Dr. Will Johnston, a Vancouver pro-life physician whom 21C interviewed, said he was wondering whether CTV management had "deep-sixed the production."

Dr. Peter Seland, deputy registrar of the B.C. College of Physicians, said that MSFC is "naive" if it thinks it can make abortion training mandatory in medical schools. "You cannot force a doctor to do anything he doesn't want to do."

Although there are no plans at UBC's medical school to make abortion training a required subject for undergrads, pro-life faculty members and students fear that making it so, even with the right to opt out as conscientious objectors, would end up making medical students feel they were compelled to take abortion training, especially the younger, more naive, less assertive, pro-life students.

Dr. Ellen Wasan, a doctor of pharmacology and a medical student, believes that MSFC's goal is to make "more people think they could be abortionists by having them desensitized by having them take the training as students."

As it stands, learning to perform abortions is voluntary, Dr. Wasan said, but not entirely without pressure: "it is an option, but it varies from preceptor to preceptor; which doctor they are following around determines how much pressure they feel" to participate in abortions.

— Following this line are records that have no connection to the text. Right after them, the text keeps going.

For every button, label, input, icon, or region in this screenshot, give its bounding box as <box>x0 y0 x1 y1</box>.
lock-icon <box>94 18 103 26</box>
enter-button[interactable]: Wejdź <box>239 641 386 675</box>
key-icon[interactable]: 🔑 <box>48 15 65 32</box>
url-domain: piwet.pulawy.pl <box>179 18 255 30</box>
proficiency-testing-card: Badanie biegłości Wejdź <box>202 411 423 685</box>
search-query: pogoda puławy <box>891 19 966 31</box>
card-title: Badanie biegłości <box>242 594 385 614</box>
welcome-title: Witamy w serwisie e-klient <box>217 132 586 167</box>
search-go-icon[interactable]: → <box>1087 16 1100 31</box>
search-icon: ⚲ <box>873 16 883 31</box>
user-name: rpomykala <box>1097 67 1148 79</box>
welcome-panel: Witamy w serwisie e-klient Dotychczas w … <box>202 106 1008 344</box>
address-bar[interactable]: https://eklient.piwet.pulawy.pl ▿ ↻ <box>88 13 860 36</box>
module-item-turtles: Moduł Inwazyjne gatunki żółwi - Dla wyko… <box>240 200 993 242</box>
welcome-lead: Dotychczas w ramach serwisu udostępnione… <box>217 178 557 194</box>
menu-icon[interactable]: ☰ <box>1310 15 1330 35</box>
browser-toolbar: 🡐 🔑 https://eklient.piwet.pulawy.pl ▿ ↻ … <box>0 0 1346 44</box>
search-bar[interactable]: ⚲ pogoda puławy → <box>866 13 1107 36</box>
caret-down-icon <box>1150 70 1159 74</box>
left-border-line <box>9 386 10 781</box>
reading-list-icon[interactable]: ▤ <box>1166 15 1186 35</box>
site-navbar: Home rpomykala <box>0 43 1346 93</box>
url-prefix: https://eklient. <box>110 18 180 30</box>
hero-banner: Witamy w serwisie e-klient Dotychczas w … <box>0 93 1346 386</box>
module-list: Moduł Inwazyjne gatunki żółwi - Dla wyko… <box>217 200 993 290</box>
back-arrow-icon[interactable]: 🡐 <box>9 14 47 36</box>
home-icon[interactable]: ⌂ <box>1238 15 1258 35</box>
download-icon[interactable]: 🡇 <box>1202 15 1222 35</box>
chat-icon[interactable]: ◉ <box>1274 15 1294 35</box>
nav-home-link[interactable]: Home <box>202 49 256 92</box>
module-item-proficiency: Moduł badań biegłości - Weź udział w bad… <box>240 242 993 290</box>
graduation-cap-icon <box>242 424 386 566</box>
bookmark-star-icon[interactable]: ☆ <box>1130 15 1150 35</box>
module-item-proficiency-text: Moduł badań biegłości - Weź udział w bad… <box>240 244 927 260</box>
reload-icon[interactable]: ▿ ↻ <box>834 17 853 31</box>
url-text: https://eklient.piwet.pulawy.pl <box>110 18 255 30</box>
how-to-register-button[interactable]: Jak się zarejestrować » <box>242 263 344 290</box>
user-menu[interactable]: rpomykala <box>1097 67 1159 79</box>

Dr. Marg Cottle, who hosts weekly suppers for the Christian Medical and Dental Student group, said that MSFC ignores the fact that many medical students simply don't want to perform abortions. MSFC prefers to claim that "the flaming pro-lifers are ... making it so nobody wants to perform them because pro-lifers are threatening the lives of abortionists, which is just a bunch of rubbish."

Dr. Wasan, a member of Christian Medical and Dental Students, has formed a complementary group to counter MSFC's push to make abortion training mandatory: Respect Life Coalition of Medical and Dental Students, which also speaks out for the elderly and the mentally and physically challenged.

Lois Backus made a point of stating that, as well as promoting mandatory abortion training, MSFC offers medical students additional instruction on birth control and other topics relevant to women's needs.

However, she did not explain why MSFC needs to teach subjects already well taught in medical schools, nor did she explain why MSFC makes no effort to promote adoption as a choice open to women and their babies.